The Palestinians said it demonstrated that Israel was not serious about Kerry's peace efforts, although an Israeli diplomatic source quickly sought to distance the government from the move.
"The municipal committee has today given its final approval for the construction of 69 homes in Har Homa in east Jerusalem," councillor Meir Margalit told AFP.
The approval was granted by the planning committee just before Kerry took off for Amman on his fifth visit to the region since February as he steps up efforts to draw Israel and the Palestinians back into direct negotiations.
"This a blind provocation against Kerry," said Margalit, a member of the leftwing Meretz party.
"It proves just how much the government of Bibi (Benjamin) Netanyahu wants peace," he retorted, using the Israeli prime minister's nickname.
Har Homa is in the southern sector of Arab east Jerusalem, which was occupied by Israel during the 1967 Six-Day War then annexed in a move the international community has not recognised.
The contentious decision was likely to set tempers flaring a day before Kerry travels to Jerusalem for talks with Netanyahu.
He was expected to meet with Abbas in Amman on Friday.
US officials travelling with Kerry declined to comment on the announcement as they boarded his plane in Kuwait City ahead of a flight to Amman.
The Palestinians said the move demonstrated Israel's lack of commitment to peace.
"Israel is sending message after message to Kerry that settlement is their response to any (peace) initiative," senior Palestinian official Hanan Ashrawi told AFP.
"And then they blame the Palestinians for not coming to the negotiating table."
The Palestinian leadership had repeatedly asked Washington to look at Israel's actions on the ground, but they were turning a blind eye, she charged.
"Many times we asked the Americans to look at what Israel is doing on the ground. The United States is playing blind and deaf about Israel's actions and its declarations."
Ashrawi was referring to a growing chorus of statements from senior Israeli government figures, several from Netanyahu's Likud party, in which they expressed opposition to the idea of a two-state solution.
But an Israeli diplomatic source insisted there was no government involvement in the Har Homa project, saying it was a question of "private construction on private land and not on state land".
"This is not a government project and there were no government tenders issued," he told AFP.
But Peace Now, Israel's settlement watchdog, dismissed his remarks, saying such a move, on the eve of Kerry's arrival, proved the "true policy" of the Israeli government was "to continue to develop the settlements in east Jerusalem and in the West Bank".
"Construction can now begin within a matter of a few weeks," it said in a statement which indicated that since March 2013, Israel had advanced plans for at least 2,480 West Bank settler homes.
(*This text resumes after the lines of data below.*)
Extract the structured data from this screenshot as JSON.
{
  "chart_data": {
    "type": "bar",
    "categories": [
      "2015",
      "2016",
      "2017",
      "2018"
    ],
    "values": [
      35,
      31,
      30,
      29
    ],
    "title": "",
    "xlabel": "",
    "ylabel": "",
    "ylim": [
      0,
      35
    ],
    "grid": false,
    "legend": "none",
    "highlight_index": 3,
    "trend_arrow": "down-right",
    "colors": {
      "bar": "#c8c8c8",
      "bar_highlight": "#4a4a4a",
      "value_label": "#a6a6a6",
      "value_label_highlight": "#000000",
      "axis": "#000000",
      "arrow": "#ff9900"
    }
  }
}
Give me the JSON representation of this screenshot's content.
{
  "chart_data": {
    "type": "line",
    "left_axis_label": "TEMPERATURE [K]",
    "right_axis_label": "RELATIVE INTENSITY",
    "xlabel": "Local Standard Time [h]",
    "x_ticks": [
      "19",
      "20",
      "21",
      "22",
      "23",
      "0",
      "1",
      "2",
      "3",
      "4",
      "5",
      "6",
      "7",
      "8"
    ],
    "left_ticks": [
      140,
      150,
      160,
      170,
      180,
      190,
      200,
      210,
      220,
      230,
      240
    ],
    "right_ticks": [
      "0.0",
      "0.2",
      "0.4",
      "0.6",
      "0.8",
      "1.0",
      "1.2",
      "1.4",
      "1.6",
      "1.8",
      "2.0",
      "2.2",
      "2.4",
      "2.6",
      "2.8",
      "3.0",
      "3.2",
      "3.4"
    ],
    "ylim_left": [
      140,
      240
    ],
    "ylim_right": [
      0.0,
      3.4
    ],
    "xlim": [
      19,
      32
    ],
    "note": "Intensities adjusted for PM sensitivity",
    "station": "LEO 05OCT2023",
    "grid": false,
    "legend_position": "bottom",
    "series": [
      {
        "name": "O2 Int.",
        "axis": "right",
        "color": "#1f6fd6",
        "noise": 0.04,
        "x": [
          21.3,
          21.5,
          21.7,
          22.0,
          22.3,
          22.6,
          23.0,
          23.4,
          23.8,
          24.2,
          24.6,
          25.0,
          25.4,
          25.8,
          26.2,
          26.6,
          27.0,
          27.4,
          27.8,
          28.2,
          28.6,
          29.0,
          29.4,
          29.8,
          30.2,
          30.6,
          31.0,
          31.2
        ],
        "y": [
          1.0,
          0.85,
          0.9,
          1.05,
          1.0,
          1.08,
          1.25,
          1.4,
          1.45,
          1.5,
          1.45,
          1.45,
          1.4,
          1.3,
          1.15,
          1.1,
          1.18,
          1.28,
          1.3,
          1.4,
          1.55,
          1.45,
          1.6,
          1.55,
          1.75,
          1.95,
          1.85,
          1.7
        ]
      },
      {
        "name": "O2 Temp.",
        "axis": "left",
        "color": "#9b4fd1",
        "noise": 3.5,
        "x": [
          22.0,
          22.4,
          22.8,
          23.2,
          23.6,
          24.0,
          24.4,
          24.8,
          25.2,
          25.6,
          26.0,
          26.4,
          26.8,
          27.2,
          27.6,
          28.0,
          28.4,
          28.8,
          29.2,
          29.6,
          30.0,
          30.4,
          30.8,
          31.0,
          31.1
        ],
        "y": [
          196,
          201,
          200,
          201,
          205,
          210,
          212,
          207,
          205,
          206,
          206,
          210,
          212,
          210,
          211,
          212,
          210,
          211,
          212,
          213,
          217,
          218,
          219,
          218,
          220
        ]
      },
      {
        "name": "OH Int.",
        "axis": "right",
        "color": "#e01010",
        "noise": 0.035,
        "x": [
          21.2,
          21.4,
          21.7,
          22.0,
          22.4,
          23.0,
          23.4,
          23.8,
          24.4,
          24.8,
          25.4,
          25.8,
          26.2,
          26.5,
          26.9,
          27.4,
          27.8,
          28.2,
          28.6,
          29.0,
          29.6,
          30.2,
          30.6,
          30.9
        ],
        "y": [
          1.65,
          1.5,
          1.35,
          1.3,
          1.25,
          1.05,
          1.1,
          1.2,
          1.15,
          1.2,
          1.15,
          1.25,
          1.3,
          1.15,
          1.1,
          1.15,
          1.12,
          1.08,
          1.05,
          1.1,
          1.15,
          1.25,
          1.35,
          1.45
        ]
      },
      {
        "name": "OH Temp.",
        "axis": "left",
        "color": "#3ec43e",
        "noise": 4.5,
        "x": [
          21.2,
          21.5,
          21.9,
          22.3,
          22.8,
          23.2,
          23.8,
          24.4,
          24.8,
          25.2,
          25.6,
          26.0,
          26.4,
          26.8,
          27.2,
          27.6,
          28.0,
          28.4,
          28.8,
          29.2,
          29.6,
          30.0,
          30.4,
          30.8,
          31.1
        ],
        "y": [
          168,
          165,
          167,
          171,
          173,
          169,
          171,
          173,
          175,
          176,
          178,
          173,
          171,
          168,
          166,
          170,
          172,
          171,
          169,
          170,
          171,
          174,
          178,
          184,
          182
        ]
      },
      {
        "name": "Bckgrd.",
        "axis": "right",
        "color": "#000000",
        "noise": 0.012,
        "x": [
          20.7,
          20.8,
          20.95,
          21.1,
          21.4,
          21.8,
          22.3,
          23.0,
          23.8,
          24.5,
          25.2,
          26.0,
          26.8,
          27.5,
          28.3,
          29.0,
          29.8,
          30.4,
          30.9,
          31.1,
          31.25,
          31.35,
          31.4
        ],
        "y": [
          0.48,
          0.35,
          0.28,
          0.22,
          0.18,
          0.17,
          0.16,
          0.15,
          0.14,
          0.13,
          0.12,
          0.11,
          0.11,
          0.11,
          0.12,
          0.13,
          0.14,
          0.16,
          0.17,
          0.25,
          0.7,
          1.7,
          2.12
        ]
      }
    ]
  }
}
"The fact that we haven't seen any new tenders for construction in four months is not indicative of a serious commitment by the Israeli government to go to peace.
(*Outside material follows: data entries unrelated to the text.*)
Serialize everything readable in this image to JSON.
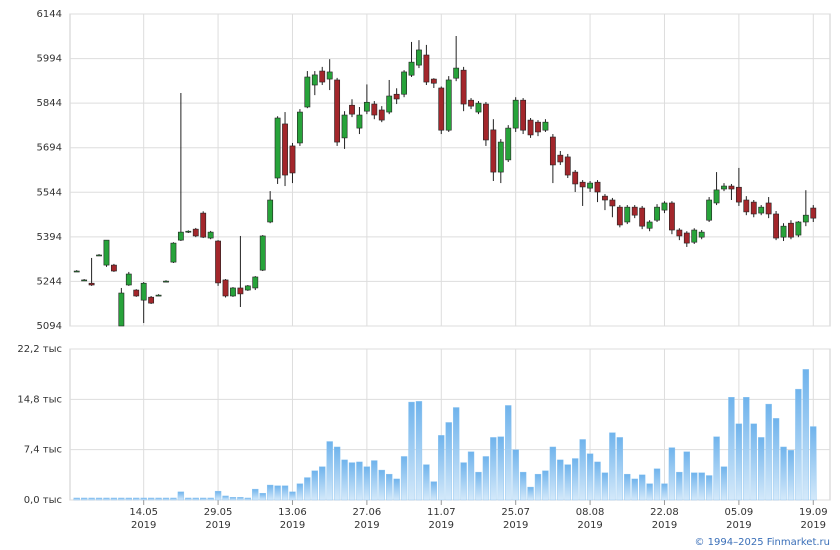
{
  "chart_data": [
    {
      "type": "candlestick",
      "categories": [
        null,
        null,
        null,
        null,
        null,
        null,
        null,
        null,
        null,
        [
          "14.05",
          "2019"
        ],
        null,
        null,
        null,
        null,
        null,
        null,
        null,
        null,
        null,
        [
          "29.05",
          "2019"
        ],
        null,
        null,
        null,
        null,
        null,
        null,
        null,
        null,
        null,
        [
          "13.06",
          "2019"
        ],
        null,
        null,
        null,
        null,
        null,
        null,
        null,
        null,
        null,
        [
          "27.06",
          "2019"
        ],
        null,
        null,
        null,
        null,
        null,
        null,
        null,
        null,
        null,
        [
          "11.07",
          "2019"
        ],
        null,
        null,
        null,
        null,
        null,
        null,
        null,
        null,
        null,
        [
          "25.07",
          "2019"
        ],
        null,
        null,
        null,
        null,
        null,
        null,
        null,
        null,
        null,
        [
          "08.08",
          "2019"
        ],
        null,
        null,
        null,
        null,
        null,
        null,
        null,
        null,
        null,
        [
          "22.08",
          "2019"
        ],
        null,
        null,
        null,
        null,
        null,
        null,
        null,
        null,
        null,
        [
          "05.09",
          "2019"
        ],
        null,
        null,
        null,
        null,
        null,
        null,
        null,
        null,
        null,
        [
          "19.09",
          "2019"
        ]
      ],
      "open": [
        5279,
        5249,
        5238,
        5333,
        5299,
        5299,
        5094,
        5232,
        5215,
        5181,
        5191,
        5198,
        5245,
        5309,
        5383,
        5410,
        5420,
        5474,
        5390,
        5380,
        5249,
        5195,
        5222,
        5215,
        5222,
        5282,
        5444,
        5592,
        5774,
        5700,
        5710,
        5831,
        5905,
        5952,
        5925,
        5922,
        5727,
        5837,
        5760,
        5817,
        5841,
        5821,
        5814,
        5874,
        5874,
        5938,
        5972,
        6006,
        5925,
        5895,
        5753,
        5928,
        5955,
        5854,
        5814,
        5841,
        5754,
        5612,
        5653,
        5760,
        5854,
        5787,
        5780,
        5753,
        5730,
        5669,
        5663,
        5612,
        5578,
        5558,
        5578,
        5531,
        5518,
        5494,
        5444,
        5494,
        5491,
        5423,
        5450,
        5484,
        5508,
        5417,
        5407,
        5376,
        5393,
        5450,
        5508,
        5555,
        5565,
        5561,
        5518,
        5511,
        5474,
        5508,
        5471,
        5393,
        5440,
        5400,
        5444,
        5491
      ],
      "high": [
        5282,
        5252,
        5323,
        5336,
        5383,
        5303,
        5222,
        5276,
        5218,
        5242,
        5195,
        5201,
        5248,
        5376,
        5878,
        5416,
        5424,
        5480,
        5414,
        5383,
        5252,
        5225,
        5397,
        5232,
        5262,
        5400,
        5548,
        5800,
        5814,
        5710,
        5824,
        5952,
        5952,
        5966,
        5992,
        5929,
        5817,
        5857,
        5831,
        5907,
        5851,
        5834,
        5922,
        5894,
        5955,
        6050,
        6056,
        6040,
        5928,
        5900,
        5935,
        6070,
        5966,
        5861,
        5851,
        5848,
        5790,
        5723,
        5770,
        5864,
        5861,
        5794,
        5787,
        5790,
        5740,
        5683,
        5673,
        5619,
        5585,
        5582,
        5585,
        5538,
        5525,
        5501,
        5501,
        5501,
        5498,
        5450,
        5504,
        5514,
        5514,
        5423,
        5413,
        5423,
        5417,
        5528,
        5612,
        5575,
        5572,
        5626,
        5531,
        5518,
        5501,
        5528,
        5481,
        5440,
        5450,
        5447,
        5551,
        5501
      ],
      "low": [
        5276,
        5246,
        5229,
        5330,
        5293,
        5276,
        5094,
        5229,
        5192,
        5104,
        5168,
        5195,
        5242,
        5306,
        5380,
        5407,
        5393,
        5390,
        5386,
        5229,
        5190,
        5192,
        5158,
        5212,
        5215,
        5279,
        5440,
        5572,
        5565,
        5575,
        5700,
        5827,
        5871,
        5905,
        5888,
        5700,
        5690,
        5797,
        5740,
        5807,
        5790,
        5780,
        5807,
        5841,
        5864,
        5932,
        5962,
        5905,
        5895,
        5740,
        5747,
        5918,
        5817,
        5824,
        5807,
        5700,
        5582,
        5575,
        5646,
        5747,
        5740,
        5727,
        5733,
        5747,
        5575,
        5636,
        5592,
        5545,
        5498,
        5545,
        5511,
        5484,
        5460,
        5426,
        5437,
        5457,
        5420,
        5413,
        5444,
        5474,
        5403,
        5383,
        5360,
        5370,
        5386,
        5444,
        5501,
        5548,
        5518,
        5498,
        5467,
        5460,
        5467,
        5457,
        5383,
        5380,
        5386,
        5393,
        5430,
        5444
      ],
      "close": [
        5279,
        5249,
        5232,
        5333,
        5383,
        5279,
        5205,
        5269,
        5195,
        5238,
        5171,
        5198,
        5245,
        5373,
        5410,
        5413,
        5397,
        5393,
        5410,
        5239,
        5195,
        5222,
        5202,
        5229,
        5259,
        5397,
        5518,
        5794,
        5602,
        5609,
        5814,
        5932,
        5939,
        5915,
        5949,
        5713,
        5804,
        5807,
        5804,
        5847,
        5804,
        5787,
        5868,
        5858,
        5949,
        5982,
        6023,
        5915,
        5911,
        5753,
        5922,
        5962,
        5841,
        5834,
        5844,
        5720,
        5612,
        5713,
        5760,
        5854,
        5753,
        5737,
        5747,
        5780,
        5636,
        5646,
        5602,
        5572,
        5562,
        5575,
        5545,
        5518,
        5498,
        5434,
        5494,
        5467,
        5430,
        5444,
        5494,
        5508,
        5417,
        5397,
        5373,
        5417,
        5410,
        5518,
        5552,
        5565,
        5555,
        5511,
        5478,
        5471,
        5494,
        5471,
        5390,
        5430,
        5393,
        5444,
        5467,
        5457
      ],
      "up_color": "#27a33a",
      "down_color": "#a3262b",
      "ylim": [
        5094,
        6144
      ],
      "yticks": [
        5094,
        5244,
        5394,
        5544,
        5694,
        5844,
        5994,
        6144
      ],
      "grid": true
    },
    {
      "type": "bar",
      "color": "#8cc4f0",
      "values": [
        0.3,
        0.3,
        0.3,
        0.3,
        0.3,
        0.3,
        0.3,
        0.3,
        0.3,
        0.3,
        0.3,
        0.3,
        0.3,
        0.3,
        1.2,
        0.3,
        0.3,
        0.3,
        0.3,
        1.3,
        0.6,
        0.4,
        0.4,
        0.3,
        1.6,
        1.0,
        2.2,
        2.1,
        2.1,
        1.2,
        2.4,
        3.3,
        4.3,
        4.9,
        8.6,
        7.8,
        5.9,
        5.5,
        5.6,
        4.9,
        5.8,
        4.4,
        3.8,
        3.1,
        6.4,
        14.4,
        14.5,
        5.2,
        2.7,
        9.5,
        11.4,
        13.6,
        5.5,
        7.1,
        4.1,
        6.4,
        9.2,
        9.3,
        13.9,
        7.4,
        4.1,
        1.9,
        3.8,
        4.3,
        7.8,
        5.9,
        5.2,
        6.1,
        8.9,
        6.8,
        5.6,
        4.0,
        9.9,
        9.2,
        3.8,
        3.1,
        3.7,
        2.4,
        4.6,
        2.4,
        7.7,
        4.1,
        7.1,
        4.0,
        4.0,
        3.6,
        9.3,
        4.9,
        15.1,
        11.2,
        15.1,
        11.2,
        9.2,
        14.1,
        12.0,
        7.8,
        7.3,
        16.3,
        19.2,
        10.8
      ],
      "ylim": [
        0,
        22.2
      ],
      "yticks": [
        {
          "value": 0,
          "label": "0,0 тыс"
        },
        {
          "value": 7.4,
          "label": "7,4 тыс"
        },
        {
          "value": 14.8,
          "label": "14,8 тыс"
        },
        {
          "value": 22.2,
          "label": "22,2 тыс"
        }
      ],
      "grid": true
    }
  ],
  "footer": "© 1994–2025 Finmarket.ru"
}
"Rather the government is continuing to allow and promote the creation of facts on the ground which will be devastating for the two-state solution," it said.
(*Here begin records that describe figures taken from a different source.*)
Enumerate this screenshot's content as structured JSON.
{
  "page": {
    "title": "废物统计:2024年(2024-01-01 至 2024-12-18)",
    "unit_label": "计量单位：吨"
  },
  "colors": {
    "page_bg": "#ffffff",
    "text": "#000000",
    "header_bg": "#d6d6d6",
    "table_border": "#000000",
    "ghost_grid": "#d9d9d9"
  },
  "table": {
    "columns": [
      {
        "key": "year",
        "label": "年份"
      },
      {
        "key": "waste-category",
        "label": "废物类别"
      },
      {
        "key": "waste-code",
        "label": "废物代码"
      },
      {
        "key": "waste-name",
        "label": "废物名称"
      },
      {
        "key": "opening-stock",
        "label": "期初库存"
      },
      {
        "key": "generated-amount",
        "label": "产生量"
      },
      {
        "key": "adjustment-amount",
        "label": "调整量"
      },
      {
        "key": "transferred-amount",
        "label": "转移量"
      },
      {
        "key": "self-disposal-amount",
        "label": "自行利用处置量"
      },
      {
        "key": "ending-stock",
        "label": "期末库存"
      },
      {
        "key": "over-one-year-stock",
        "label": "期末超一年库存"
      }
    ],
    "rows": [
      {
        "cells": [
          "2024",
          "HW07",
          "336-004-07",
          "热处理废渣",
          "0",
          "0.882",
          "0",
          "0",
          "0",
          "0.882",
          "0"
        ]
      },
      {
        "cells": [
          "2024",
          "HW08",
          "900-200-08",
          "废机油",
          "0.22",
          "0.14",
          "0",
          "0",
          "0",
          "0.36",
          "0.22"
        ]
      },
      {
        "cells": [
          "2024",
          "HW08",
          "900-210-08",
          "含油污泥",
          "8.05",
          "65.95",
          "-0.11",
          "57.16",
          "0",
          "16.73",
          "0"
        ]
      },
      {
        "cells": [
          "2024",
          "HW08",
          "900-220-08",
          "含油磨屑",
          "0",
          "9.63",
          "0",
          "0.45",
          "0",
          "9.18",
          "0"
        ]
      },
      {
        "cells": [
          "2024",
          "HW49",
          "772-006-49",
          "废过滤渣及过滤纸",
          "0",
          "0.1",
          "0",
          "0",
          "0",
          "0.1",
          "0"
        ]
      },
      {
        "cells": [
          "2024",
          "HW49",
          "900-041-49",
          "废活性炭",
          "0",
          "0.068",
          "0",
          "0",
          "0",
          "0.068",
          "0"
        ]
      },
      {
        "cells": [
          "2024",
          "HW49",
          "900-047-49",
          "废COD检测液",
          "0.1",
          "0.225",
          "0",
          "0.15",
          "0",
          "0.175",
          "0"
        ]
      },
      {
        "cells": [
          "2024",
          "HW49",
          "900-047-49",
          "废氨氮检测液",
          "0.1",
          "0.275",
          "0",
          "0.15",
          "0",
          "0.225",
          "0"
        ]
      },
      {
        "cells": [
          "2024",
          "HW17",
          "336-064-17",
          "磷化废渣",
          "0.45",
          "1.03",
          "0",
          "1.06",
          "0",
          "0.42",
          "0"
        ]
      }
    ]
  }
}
Ahead of his departure from Kuwait, Kerry said he was "confident" both sides were keen to push ahead with peace talks.
"I believe they believe the peace process is bigger than any one day or one moment," he told reporters.
Settlement construction was the issue which brought about a collapse of direct peace talks in September 2010 just weeks after they were started when Israel failed to renew a freeze on all new West Bank construction.
The Palestinians have said they will not return to talks without a complete halt to settlement construction and accept the 1967 lines as the basis for negotiations, while Israel has hit back saying it would only negotiate if there were no such "pre-conditions".
Har Homa is particularly contentious area on Jerusalem's southern outskirts where construction is likely to have a serious impact on the sector's boundary with the West Bank.
Building work at Har Homa began in 1997 during Netanyahu's first term as premier, in a move which led to the breakdown of peace talks.